Les sens et l’esprit ne sont qu’instruments et jouets : derrière eux se trouve encore le soi. Le soi cherche aussi avec les yeux des sens et il écoute avec les oreilles de l’esprit.

Toujours le soi écoute et cherche : il compare, soumet, conquiert et détruit. Il règne et gouverne aussi sur le moi.

Derrière tes sentiments et tes pensées, mon frère, se trouve un maître plus puissant, un sage inconnu — il s’appelle soi. Il habite dans ton corps, il est ton corps.
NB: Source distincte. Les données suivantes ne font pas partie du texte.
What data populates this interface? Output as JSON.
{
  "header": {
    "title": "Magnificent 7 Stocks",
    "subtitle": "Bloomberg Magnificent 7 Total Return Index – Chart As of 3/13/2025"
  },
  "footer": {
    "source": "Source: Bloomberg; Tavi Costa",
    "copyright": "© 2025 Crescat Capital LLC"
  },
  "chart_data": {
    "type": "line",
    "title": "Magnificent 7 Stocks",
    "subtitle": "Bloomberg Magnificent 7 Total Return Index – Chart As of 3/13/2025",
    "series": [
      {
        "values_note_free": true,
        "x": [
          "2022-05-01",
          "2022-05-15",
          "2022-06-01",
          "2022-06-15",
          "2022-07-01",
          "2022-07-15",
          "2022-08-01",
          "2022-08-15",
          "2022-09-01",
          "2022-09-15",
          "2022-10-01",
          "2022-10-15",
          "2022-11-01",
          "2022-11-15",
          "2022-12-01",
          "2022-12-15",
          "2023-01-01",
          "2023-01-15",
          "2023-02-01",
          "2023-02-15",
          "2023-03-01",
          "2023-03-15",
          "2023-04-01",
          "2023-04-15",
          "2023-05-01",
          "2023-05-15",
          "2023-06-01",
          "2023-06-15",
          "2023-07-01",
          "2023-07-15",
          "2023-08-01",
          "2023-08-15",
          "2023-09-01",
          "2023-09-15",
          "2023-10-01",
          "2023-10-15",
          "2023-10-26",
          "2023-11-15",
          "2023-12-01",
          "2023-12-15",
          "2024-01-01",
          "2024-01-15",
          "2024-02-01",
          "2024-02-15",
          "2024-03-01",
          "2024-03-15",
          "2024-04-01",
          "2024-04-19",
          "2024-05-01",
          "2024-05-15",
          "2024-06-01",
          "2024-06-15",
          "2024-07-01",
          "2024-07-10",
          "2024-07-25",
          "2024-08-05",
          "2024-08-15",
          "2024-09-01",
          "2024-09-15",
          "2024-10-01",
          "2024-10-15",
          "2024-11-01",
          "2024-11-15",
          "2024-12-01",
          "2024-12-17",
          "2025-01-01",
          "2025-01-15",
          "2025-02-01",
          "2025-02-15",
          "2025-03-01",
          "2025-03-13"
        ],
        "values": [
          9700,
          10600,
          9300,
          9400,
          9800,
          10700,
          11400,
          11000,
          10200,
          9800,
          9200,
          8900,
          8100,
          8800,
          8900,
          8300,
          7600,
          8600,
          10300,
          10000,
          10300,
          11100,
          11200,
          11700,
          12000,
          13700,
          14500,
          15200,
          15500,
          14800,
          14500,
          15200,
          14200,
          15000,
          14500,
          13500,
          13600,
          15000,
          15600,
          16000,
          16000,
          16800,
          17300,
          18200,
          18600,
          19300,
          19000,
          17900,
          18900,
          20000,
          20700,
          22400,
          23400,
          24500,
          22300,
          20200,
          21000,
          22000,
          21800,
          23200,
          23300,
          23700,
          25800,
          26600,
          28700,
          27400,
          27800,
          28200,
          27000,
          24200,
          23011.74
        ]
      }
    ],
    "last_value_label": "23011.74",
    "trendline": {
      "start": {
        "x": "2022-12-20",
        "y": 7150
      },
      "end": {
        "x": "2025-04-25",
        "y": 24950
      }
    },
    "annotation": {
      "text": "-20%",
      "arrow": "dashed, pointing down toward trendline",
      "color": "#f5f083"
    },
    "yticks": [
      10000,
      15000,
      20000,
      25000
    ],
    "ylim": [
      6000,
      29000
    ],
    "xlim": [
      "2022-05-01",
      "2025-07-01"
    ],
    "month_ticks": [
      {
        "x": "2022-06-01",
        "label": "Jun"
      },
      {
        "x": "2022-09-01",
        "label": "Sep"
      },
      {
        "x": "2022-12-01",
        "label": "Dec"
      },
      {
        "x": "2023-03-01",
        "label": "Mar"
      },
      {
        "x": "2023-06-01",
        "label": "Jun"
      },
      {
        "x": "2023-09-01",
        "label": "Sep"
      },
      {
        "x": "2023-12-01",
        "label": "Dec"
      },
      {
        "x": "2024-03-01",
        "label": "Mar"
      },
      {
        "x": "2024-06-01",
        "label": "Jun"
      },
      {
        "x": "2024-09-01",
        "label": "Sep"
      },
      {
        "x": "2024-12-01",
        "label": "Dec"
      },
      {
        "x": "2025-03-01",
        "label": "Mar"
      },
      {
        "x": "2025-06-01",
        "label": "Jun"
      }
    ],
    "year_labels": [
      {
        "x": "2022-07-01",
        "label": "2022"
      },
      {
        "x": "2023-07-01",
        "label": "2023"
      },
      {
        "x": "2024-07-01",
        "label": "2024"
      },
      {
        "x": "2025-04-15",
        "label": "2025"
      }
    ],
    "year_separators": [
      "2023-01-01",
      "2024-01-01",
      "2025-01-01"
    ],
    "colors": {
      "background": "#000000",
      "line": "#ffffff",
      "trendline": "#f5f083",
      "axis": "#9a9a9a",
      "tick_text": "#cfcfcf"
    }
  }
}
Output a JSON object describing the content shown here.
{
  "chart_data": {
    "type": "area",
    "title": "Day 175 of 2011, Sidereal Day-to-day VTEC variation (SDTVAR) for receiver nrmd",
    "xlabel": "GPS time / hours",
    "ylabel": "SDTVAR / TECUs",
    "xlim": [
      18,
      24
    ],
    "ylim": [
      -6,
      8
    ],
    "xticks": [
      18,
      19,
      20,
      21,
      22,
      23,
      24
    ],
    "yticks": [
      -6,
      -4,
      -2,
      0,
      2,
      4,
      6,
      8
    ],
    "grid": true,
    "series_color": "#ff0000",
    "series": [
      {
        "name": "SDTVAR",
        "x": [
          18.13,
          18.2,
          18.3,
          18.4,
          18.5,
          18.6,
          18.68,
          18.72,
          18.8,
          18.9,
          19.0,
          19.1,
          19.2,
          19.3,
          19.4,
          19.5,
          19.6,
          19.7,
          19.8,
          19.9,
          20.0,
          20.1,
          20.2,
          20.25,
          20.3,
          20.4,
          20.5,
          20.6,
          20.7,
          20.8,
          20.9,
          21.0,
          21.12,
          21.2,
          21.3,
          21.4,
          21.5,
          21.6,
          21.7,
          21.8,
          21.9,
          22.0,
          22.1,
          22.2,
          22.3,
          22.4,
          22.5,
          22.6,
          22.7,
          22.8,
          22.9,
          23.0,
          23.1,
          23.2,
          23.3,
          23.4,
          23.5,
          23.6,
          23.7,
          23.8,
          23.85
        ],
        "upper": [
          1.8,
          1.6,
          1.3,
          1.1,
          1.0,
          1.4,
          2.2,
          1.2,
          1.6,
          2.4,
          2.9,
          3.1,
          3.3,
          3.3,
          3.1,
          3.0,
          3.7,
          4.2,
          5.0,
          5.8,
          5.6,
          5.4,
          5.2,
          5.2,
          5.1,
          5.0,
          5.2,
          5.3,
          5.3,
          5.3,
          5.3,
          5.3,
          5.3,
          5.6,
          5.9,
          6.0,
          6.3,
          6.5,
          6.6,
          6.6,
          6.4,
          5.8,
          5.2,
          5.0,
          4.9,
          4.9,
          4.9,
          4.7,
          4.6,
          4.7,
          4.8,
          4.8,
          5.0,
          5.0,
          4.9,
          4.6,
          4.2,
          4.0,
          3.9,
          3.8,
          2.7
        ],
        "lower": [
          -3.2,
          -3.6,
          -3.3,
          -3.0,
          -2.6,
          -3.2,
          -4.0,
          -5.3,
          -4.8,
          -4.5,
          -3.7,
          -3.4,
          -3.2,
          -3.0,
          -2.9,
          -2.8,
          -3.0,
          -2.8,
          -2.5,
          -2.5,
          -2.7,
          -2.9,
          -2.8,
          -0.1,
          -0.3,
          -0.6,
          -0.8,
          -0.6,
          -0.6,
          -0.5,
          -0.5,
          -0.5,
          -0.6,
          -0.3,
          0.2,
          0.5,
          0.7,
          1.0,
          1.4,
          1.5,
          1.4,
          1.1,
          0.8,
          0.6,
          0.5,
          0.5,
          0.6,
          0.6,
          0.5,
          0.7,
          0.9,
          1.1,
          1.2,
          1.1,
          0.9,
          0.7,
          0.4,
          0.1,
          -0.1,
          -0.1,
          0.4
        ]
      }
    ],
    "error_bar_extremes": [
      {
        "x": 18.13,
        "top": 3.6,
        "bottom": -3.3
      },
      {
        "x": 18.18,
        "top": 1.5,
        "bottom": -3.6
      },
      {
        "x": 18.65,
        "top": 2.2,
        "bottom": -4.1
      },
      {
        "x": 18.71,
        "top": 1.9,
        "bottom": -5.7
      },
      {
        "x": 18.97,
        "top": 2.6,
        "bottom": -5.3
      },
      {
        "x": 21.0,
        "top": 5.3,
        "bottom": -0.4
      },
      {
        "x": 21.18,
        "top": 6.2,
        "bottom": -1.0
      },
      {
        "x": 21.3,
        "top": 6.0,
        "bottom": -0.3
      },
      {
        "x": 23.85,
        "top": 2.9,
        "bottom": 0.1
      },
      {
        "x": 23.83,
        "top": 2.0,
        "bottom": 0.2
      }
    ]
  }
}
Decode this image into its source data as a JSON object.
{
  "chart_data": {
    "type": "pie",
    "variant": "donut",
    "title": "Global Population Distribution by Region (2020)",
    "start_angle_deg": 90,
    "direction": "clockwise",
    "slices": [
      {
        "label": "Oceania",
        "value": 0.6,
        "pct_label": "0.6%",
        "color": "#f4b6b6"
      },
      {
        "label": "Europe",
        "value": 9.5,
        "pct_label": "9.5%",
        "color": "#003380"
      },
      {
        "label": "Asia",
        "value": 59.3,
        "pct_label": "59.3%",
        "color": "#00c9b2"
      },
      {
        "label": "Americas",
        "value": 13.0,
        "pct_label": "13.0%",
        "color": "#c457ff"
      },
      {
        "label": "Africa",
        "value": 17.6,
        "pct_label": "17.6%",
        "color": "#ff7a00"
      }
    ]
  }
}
Il y a plus de raison dans ton corps que dans ta meilleure sagesse. Et qui donc sait à quoi bon ton corps a précisément besoin de ta meilleure sagesse ?

Ton soi rit de ton moi et de ses bonds fiers. « Que me sont ces bonds et ces vols de la pensée ? dit-il. Un détour vers mon but. Je suis la lisière du moi et le souffleur de ses idées. »

Le soi dit au moi : « éprouve des douleurs ! » Et il souffre et réfléchit à ne plus souffrir — et c’est à cette fin qu’il doit penser.

Le soi dit au moi : « éprouve des joies ! » Alors il se réjouit et réfléchit à se réjouir encore souvent — et c’est à cette fin qu’il doit penser.

Je veux dire un mot aux contempteurs du corps. Qu’ils méprisent, c’est ce qui fait leur estime. Qu’est-ce qui créa l’estime et le mépris et la valeur et la volonté ?

Le soi créateur se créa l’estime et le mépris, et le la joie et la peine. Le corps créateur se créa l’esprit comme une main de sa volonté.